Related Work • There has been some related work in the field of binary translation. CodeMorphing on the Crusoe processor [12], the Dynamo system [13], and BOA [14] are good examples. Cifuentes et al [3][4] have presented a detailed analysis of different strategies. Our approach is unique in its choice of a reconfigurable target platform. It introduces flexibility and several new research questions. • Cifuentes et al [11] have reported algorithms for identifying function calls from assembly programs using predefined procedure call interfaces. An approach that is not applicable to all DSP binaries. They also discuss the use of use-def analysis for identifying function arguments. Baily and Davidson [9] introduced a formal model to specify procedure-calling conventions. Mike Van Emmerik used idioms to identify library functions [10]. The calling conventions and idioms help in identifying caller/callee prologues and epilogues. In hand-written and/or optimized assembly it is possible that the code comprising these conventions has been moved. If functions pointers are passed as arguments to other functions, it is very likely to miss the called functions completely. They also do not prove sufficient to identify complete function bodies.

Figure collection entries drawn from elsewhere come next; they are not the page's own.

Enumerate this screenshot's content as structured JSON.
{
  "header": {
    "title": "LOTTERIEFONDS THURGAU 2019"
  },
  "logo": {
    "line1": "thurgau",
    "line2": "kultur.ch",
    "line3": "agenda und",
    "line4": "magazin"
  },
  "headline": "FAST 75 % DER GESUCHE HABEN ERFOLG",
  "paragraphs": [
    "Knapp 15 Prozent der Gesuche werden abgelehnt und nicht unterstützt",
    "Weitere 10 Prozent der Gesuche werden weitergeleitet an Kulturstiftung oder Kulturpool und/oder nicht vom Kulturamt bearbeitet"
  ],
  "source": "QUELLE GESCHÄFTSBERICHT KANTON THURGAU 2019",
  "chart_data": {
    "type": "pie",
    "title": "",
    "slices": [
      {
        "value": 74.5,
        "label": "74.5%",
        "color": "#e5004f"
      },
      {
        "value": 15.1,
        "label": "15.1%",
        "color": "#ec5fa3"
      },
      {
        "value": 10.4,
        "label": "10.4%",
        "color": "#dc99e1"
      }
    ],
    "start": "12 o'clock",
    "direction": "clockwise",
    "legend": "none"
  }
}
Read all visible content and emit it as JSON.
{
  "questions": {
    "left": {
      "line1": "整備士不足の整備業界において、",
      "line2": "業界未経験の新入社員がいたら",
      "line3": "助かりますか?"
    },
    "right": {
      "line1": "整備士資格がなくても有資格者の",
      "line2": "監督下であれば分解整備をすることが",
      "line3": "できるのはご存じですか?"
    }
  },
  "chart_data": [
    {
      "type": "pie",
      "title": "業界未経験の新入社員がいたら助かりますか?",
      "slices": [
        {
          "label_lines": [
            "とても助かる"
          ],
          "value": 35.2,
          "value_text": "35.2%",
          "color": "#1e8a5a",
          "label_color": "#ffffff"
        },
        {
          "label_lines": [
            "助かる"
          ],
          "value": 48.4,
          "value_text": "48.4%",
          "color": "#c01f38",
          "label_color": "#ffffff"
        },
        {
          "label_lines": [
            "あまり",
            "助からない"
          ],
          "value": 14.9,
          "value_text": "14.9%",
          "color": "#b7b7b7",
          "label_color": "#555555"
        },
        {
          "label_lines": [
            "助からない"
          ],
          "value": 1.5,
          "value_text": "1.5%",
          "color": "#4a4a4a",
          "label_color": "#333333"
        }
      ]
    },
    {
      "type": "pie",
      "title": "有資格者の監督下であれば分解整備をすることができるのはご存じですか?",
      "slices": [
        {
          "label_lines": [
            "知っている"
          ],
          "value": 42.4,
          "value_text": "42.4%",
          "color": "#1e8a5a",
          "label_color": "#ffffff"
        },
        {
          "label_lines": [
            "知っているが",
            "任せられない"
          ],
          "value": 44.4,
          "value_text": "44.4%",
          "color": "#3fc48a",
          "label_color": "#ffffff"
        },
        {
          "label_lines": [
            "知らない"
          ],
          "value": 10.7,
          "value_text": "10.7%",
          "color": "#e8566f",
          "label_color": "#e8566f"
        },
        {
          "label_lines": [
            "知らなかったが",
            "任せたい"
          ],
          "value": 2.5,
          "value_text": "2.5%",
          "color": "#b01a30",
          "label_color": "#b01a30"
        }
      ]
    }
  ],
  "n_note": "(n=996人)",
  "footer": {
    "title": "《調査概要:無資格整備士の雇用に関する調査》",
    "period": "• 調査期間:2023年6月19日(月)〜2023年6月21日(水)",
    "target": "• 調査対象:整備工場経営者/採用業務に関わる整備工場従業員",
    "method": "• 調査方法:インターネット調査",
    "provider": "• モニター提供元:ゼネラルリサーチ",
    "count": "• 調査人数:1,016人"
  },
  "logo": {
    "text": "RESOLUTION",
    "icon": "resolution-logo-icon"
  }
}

References • V. Bala et al, “Dynamo: A Transparent Dynamic Optimization System,” Proc. ACM SIGPLAN Conf. On Programming Language Design and Implementation (PLDI), June 2000. • M. Gschwind et al, “Dynamic and Transparent Binary Translation,” IEEE Computer Magazine, Vol. 33, No. 3, pp. 54-59, March 2000. • GMittal et al, "Automatic Translation of Software Binaries onto FPGAs,” Proc. Design Automation Conference, San Diego, Jun. 2004. • D C Zaretsky et al, “Evaluation of Scheduling and Allocation Algorithms While Mapping Software Assembly onto FPGAs,” Proc. Great Lakes Symp. On VLSI, Apr 2004, Boston, MA, USA. • D C Zaretsky et al, “Overview of the FREEDOM Compiler for Mapping DSP Software to FPGAs”, IEEE Symposium on Field-Programmable Custom Computing Machines, April 21, 2004.